It’s a quick sanity check:

* `loan_df` rows should be roughly: `#loans × #months × #scenarios` (minus loans that hit 0 balance early)
* `pool_df` rows should be: `#months × #scenarios`

If `pool_df` doesn’t match that pattern, something’s off.

---

### Why Step 5 matters

Without Step 5, you can easily end up with:

* misspelled columns (later joins break)
* wrong column order (downstream code expecting specific layout breaks)
* extra columns (confusing, inconsistent artifacts)

Step 5 is your **schema lock** + **export step**.


In [10]:
import pandas as pd

tmpl_loan = pd.read_csv("data/OUTPUT_loan_level_projection_TEMPLATE.csv")
tmpl_pool = pd.read_csv("data/OUTPUT_collateral_cashflows_TEMPLATE.csv")

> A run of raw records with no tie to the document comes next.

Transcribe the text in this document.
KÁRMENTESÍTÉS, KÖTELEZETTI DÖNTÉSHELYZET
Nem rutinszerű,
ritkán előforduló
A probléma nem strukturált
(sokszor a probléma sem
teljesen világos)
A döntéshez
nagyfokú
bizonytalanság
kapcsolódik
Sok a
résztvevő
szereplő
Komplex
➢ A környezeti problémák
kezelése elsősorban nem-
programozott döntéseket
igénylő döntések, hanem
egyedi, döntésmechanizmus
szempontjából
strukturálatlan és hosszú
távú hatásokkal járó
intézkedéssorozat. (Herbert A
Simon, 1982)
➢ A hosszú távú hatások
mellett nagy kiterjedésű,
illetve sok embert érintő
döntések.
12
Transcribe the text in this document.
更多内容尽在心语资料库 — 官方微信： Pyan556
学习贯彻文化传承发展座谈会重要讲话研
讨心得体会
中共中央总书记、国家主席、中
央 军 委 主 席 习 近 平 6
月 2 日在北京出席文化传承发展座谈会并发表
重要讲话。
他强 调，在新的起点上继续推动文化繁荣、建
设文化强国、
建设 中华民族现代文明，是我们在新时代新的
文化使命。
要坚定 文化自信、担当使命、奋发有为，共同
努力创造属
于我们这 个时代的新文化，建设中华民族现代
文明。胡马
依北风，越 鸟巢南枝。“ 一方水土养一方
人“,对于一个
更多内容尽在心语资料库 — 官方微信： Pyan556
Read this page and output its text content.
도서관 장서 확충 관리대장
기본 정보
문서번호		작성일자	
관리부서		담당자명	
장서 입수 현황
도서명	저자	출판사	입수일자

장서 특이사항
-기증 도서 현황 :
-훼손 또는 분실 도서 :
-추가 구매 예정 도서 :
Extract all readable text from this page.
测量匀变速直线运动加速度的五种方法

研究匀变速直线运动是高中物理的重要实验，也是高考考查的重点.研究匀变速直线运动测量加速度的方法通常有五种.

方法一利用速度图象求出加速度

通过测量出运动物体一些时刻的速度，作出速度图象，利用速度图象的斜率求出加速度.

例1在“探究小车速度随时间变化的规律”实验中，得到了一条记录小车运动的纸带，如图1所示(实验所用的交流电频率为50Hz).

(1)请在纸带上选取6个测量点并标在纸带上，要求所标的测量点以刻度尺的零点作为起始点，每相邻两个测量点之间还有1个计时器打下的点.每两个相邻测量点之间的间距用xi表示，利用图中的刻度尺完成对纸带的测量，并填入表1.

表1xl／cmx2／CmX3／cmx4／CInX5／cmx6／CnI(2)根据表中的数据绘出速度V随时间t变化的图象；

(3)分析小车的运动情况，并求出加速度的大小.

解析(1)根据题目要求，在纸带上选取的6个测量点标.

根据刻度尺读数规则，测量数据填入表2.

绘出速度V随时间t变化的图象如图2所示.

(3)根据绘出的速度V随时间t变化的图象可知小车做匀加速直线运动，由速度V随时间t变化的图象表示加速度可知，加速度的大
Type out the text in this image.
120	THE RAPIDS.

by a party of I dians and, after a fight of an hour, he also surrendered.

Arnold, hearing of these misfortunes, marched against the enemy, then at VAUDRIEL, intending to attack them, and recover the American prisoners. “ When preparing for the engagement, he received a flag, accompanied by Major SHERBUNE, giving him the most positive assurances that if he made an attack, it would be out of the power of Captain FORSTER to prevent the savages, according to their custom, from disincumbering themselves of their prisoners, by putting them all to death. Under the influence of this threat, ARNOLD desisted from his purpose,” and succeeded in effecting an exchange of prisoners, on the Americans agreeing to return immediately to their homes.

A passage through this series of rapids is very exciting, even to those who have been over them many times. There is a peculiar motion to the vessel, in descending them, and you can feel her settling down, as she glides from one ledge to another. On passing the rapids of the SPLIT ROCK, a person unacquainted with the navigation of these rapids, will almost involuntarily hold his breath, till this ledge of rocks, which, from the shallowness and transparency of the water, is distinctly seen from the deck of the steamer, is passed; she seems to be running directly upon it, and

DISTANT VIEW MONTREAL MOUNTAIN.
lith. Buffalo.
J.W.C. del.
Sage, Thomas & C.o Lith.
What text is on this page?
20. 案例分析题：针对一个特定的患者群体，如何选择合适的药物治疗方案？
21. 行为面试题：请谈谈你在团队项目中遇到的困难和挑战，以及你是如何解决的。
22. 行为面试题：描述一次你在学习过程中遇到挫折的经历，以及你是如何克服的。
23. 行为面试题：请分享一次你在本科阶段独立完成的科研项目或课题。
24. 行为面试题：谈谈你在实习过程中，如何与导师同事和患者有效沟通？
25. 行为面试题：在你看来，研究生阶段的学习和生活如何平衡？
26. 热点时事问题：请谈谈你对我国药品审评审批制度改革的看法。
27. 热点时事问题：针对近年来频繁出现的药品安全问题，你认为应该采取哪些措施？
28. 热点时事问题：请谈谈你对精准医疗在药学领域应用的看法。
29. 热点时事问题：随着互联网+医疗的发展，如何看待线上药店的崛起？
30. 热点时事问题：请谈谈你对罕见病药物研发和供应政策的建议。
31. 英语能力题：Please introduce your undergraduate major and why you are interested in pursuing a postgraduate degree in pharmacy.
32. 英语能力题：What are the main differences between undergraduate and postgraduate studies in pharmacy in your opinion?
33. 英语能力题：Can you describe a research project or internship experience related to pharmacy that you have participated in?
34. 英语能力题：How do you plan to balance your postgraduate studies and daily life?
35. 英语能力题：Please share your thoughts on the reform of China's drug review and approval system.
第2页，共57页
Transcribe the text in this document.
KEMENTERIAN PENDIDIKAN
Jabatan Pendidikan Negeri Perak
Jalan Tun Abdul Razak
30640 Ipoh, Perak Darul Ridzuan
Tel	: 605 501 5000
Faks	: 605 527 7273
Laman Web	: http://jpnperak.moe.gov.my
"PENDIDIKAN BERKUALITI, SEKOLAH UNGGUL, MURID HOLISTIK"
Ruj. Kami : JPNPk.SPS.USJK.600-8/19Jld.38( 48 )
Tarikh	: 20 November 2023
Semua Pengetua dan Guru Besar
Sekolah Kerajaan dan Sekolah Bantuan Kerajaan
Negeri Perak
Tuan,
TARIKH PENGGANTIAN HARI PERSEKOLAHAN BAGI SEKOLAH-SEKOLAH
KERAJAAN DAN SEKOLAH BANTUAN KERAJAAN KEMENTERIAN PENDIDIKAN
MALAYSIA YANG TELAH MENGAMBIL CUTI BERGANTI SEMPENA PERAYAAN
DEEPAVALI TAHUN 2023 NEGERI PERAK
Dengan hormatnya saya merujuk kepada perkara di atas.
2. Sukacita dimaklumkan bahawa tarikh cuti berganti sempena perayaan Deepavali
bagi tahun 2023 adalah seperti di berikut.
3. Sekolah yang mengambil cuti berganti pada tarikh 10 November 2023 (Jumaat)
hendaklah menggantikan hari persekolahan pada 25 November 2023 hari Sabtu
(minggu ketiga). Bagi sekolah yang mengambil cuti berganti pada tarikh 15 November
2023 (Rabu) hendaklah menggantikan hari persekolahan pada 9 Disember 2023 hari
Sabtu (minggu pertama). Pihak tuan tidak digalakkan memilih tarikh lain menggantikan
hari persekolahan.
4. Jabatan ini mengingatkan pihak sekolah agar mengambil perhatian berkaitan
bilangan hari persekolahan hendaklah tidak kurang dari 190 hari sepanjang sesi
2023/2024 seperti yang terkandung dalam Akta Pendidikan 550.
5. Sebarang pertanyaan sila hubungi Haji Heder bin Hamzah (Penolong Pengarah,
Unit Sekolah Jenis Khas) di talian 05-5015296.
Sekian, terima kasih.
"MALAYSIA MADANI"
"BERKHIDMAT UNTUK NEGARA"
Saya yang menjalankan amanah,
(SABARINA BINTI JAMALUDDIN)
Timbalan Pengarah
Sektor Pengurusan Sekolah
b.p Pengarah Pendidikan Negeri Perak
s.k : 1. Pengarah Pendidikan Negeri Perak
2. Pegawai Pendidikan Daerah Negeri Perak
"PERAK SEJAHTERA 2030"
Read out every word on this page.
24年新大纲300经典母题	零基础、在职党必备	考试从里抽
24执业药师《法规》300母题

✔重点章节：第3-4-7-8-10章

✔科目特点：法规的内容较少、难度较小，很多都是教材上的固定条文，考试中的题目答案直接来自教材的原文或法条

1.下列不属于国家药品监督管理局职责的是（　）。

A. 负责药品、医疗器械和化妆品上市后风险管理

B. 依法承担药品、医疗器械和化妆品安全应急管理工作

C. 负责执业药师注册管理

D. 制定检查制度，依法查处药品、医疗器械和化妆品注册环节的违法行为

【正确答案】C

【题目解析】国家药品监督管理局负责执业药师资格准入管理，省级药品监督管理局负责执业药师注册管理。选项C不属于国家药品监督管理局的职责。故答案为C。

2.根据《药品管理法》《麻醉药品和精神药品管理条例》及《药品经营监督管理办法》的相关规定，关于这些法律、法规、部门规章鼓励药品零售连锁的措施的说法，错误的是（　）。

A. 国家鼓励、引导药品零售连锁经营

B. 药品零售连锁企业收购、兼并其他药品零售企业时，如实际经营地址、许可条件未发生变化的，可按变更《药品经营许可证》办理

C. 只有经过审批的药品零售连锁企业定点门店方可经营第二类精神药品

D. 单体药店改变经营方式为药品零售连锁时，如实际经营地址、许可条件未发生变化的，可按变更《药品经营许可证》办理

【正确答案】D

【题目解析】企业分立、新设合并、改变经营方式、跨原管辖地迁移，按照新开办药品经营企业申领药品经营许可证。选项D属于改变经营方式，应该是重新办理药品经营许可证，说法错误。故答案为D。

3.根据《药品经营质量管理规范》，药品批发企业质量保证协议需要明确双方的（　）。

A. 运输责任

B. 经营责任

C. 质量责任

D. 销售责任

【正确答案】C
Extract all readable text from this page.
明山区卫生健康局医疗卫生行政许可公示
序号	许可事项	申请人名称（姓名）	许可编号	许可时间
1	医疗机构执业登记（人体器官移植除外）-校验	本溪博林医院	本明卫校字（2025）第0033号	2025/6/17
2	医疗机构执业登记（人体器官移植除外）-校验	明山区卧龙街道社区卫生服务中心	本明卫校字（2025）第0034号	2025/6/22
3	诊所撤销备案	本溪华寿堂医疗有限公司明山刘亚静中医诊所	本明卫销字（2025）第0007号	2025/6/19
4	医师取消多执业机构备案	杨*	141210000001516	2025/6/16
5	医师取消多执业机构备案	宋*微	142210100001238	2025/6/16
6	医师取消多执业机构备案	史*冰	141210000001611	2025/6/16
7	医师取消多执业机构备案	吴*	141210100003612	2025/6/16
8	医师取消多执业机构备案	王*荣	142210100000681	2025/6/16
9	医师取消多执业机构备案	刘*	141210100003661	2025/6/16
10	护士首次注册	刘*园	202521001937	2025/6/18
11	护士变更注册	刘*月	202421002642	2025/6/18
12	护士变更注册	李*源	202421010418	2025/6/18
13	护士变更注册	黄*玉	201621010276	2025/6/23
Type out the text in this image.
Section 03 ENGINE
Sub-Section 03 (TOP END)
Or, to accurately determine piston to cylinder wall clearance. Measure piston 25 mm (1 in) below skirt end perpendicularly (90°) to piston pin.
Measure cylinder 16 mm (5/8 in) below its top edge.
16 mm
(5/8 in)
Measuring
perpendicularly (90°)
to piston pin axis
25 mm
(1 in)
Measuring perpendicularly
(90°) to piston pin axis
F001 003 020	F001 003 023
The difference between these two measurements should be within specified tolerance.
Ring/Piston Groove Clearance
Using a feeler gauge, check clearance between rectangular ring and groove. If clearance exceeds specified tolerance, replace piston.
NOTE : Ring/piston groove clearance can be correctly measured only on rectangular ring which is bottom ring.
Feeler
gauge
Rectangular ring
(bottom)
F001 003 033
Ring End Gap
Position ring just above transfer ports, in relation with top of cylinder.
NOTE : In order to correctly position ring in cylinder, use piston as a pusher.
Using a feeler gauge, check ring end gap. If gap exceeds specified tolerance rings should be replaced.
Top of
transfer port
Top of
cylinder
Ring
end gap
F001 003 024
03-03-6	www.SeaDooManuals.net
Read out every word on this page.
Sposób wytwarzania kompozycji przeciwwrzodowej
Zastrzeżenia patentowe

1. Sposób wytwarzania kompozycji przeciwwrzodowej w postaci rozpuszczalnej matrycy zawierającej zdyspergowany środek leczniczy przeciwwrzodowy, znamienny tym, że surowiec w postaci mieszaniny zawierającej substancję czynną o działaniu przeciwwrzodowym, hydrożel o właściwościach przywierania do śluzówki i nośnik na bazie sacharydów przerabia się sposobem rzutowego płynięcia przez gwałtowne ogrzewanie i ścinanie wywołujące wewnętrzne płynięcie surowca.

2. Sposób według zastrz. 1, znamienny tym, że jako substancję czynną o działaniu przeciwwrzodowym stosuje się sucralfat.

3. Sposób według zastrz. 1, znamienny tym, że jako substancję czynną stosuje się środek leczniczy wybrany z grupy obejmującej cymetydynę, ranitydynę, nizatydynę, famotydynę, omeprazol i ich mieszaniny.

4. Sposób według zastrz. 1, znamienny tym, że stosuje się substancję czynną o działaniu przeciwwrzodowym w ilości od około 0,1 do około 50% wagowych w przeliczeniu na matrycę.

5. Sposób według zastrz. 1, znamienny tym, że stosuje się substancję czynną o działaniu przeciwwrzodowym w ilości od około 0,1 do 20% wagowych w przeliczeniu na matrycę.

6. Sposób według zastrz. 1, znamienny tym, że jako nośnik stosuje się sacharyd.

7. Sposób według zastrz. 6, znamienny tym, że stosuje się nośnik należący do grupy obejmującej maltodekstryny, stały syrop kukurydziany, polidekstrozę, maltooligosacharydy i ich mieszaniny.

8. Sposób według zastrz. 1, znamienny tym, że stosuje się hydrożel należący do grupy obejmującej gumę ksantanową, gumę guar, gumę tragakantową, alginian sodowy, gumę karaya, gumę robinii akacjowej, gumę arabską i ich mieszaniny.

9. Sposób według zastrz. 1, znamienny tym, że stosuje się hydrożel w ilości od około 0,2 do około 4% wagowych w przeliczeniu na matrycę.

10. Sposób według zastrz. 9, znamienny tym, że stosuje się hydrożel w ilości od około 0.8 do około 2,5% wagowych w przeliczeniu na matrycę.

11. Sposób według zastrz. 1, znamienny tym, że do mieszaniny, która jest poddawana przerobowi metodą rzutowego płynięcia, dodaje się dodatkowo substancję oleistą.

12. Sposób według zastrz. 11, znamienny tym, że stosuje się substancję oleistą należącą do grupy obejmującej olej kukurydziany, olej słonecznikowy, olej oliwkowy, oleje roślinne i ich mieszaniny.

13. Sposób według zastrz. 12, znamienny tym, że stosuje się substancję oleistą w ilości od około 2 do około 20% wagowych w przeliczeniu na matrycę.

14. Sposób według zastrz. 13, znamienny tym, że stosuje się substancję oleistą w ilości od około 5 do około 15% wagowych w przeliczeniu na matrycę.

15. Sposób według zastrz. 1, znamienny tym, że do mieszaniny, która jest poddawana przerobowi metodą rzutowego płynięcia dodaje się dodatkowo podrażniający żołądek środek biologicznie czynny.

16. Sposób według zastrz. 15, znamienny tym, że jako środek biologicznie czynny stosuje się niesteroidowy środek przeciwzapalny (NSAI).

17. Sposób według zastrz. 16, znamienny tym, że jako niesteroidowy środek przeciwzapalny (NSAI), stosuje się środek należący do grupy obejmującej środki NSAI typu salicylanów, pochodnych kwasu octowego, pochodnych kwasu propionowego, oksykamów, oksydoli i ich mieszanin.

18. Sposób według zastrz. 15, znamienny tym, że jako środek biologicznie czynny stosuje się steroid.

loan_df = loan_df[tmpl_loan.columns]
pool_df = pool_df[tmpl_pool.columns]

import os
os.makedirs("outputs", exist_ok=True)

loan_df.to_csv("outputs/loan_level_projection.csv", index=False)
pool_df.to_csv("outputs/collateral_cashflows.csv", index=False)

loan_df.shape, pool_df.shape


((16800, 15), (480, 10))